Dragoș-Nicolae Dumitrache

Personal information
- Born: 7 December 1964 (age 61)

Chess career
- Country: Romania
- Title: International Master (1987)
- Peak rating: 2535 (July 1995)

= Dragoș-Nicolae Dumitrache =

Romanian chess player

Dragoș-Nicolae Dumitrache (born 7 December 1964) is a Romanian chess player, International Master (IM) (1987), Romanian Chess Championship winner (1991).

== Biography ==
In the 1990s, Dragoș-Nicolae Dumitrache was one of the top Romanian chess players. He won individual Romanian Chess Championship medals twice: gold (1991) and bronze (1994). He participated twice in the Chess Olympiads (1994, 1996), he also represented the national team at the European Team Chess Championship in 1989, where the Romanian chess players took 6th place.
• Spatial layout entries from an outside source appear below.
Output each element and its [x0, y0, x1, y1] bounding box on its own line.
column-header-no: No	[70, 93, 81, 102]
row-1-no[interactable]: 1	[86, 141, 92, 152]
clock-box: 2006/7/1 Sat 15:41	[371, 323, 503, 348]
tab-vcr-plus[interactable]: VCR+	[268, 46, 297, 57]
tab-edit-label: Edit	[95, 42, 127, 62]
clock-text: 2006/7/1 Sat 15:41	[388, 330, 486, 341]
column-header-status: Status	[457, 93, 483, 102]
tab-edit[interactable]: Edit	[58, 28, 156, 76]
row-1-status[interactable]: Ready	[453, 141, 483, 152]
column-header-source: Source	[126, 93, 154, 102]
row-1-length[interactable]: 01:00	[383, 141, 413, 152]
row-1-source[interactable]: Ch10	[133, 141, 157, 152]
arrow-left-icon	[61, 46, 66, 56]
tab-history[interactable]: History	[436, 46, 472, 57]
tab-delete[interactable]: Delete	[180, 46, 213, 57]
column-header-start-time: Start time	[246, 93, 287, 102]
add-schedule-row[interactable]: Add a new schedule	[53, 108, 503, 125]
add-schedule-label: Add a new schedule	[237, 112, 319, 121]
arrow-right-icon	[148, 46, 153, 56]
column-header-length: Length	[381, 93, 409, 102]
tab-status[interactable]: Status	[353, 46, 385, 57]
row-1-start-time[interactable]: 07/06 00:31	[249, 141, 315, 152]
Dragoș-Nicolae Dumitrache achieved a number of successes in international chess tournaments, including:
- 1st place in Münster (1993),
- 1st place in Budapest (1993, First Saturday FS03 IM tournament),
- shared 1st place in Eger (1993, together with, among others, Lajos Seres),
- shared 1st place in Timișoara (1994),
- shared 1st place in Paks (1997),
- shared 1st place in Sautron (2001),
- shared 2nd place in Bijeljina (2002, behind Vlatko Bogdanovski, together with Constantin Ionescu)
- 1st place in Bucharest (2003),
- shared 2nd place in Avoine (2003, after Andrei Istrățescu, together with, among others, Manuel Apicella),
- shared 2nd in Créon (2003, after Vladimir Epishin, together with, among others, Vladislav Nevednichy),
- shared 2nd in Eforie (2003, after Constantin Lupulescu),
- shared 2nd in La Fère (2004, after Vadim Malakhatko),
- 1st place in Guingamp (2008).

Dragoș-Nicolae Dumitrache achieved the highest rating in his career on July 1, 1995, with a score of 2535 points, he was then 2nd (behind Constantin Ionescu) among Romanian chess players.